Key Responsibilities
• Ensure reliability, availability, and performance of production trading and research systems through proactive monitoring and incident management.
• Manage monitoring, alerting, incident response, and troubleshooting in production environments.
• Conduct incident response, root cause analysis (RCA), and postmortem processes to continuously improve system stability.
• Build automation to streamline deployment, scaling, and operational workflows, reducing manual intervention.
• Optimize system performance and scalability across distributed, data-intensive environments.
• Manage and enhance CI/CD pipelines and infrastructure, including containerized and orchestration platforms (e.g., Kubernetes).
• Collaborate with engineering, quant, and trading teams to improve system reliability and operational efficiency.
Qualifications Required
• Bachelor’s degree or higher in Computer Science, Engineering, or a related field.
• 3+ years of experience in production engineering, site reliability engineering, or backend systems engineering.

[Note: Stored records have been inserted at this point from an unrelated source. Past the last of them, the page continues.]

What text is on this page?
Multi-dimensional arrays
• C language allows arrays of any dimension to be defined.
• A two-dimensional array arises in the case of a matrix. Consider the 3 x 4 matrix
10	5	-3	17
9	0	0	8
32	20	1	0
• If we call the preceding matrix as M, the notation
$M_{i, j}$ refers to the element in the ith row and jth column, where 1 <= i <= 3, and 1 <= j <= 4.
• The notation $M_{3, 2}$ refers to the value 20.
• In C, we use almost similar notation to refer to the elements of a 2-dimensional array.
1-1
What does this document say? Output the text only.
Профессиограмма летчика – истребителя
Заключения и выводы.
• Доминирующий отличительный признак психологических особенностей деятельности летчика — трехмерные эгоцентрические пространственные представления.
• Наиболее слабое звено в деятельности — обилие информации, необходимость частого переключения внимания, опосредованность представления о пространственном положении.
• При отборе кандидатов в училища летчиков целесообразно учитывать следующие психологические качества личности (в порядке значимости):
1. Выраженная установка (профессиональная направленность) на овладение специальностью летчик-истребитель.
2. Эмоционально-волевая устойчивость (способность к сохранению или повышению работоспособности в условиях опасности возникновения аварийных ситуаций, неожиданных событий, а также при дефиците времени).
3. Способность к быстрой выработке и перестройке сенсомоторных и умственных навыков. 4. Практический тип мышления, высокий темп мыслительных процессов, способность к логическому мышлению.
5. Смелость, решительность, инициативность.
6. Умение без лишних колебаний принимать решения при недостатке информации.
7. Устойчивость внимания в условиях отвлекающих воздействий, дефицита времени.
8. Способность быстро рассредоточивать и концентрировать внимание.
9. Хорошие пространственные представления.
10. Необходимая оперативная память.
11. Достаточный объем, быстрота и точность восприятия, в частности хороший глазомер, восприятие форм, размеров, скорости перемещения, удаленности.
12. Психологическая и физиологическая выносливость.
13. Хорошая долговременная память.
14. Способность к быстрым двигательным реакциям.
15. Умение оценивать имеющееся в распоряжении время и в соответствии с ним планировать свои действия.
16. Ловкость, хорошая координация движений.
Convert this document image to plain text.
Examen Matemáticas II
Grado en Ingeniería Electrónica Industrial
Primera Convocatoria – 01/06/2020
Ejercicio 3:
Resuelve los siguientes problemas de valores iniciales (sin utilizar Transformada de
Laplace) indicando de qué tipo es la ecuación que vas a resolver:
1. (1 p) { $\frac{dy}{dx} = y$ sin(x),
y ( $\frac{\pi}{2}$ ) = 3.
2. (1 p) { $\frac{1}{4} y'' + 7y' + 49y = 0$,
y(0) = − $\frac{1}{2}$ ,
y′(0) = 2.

• Strong programming skills in Python.
• Solid understanding of Linux systems, networking, and distributed systems.
• Experience with monitoring and observability tools (e.g., Prometheus, Grafana, ELK stack).
• Understanding of FIX protocol or trading workflows.
Preferred
• Experience in financial services, trading systems, or low-latency environments.
• Familiarity with market data systems and electronic trading infrastructure.
• Experience with Kubernetes, Docker, or cloud infrastructure.
• Exposure to high-performance or distributed computing environments.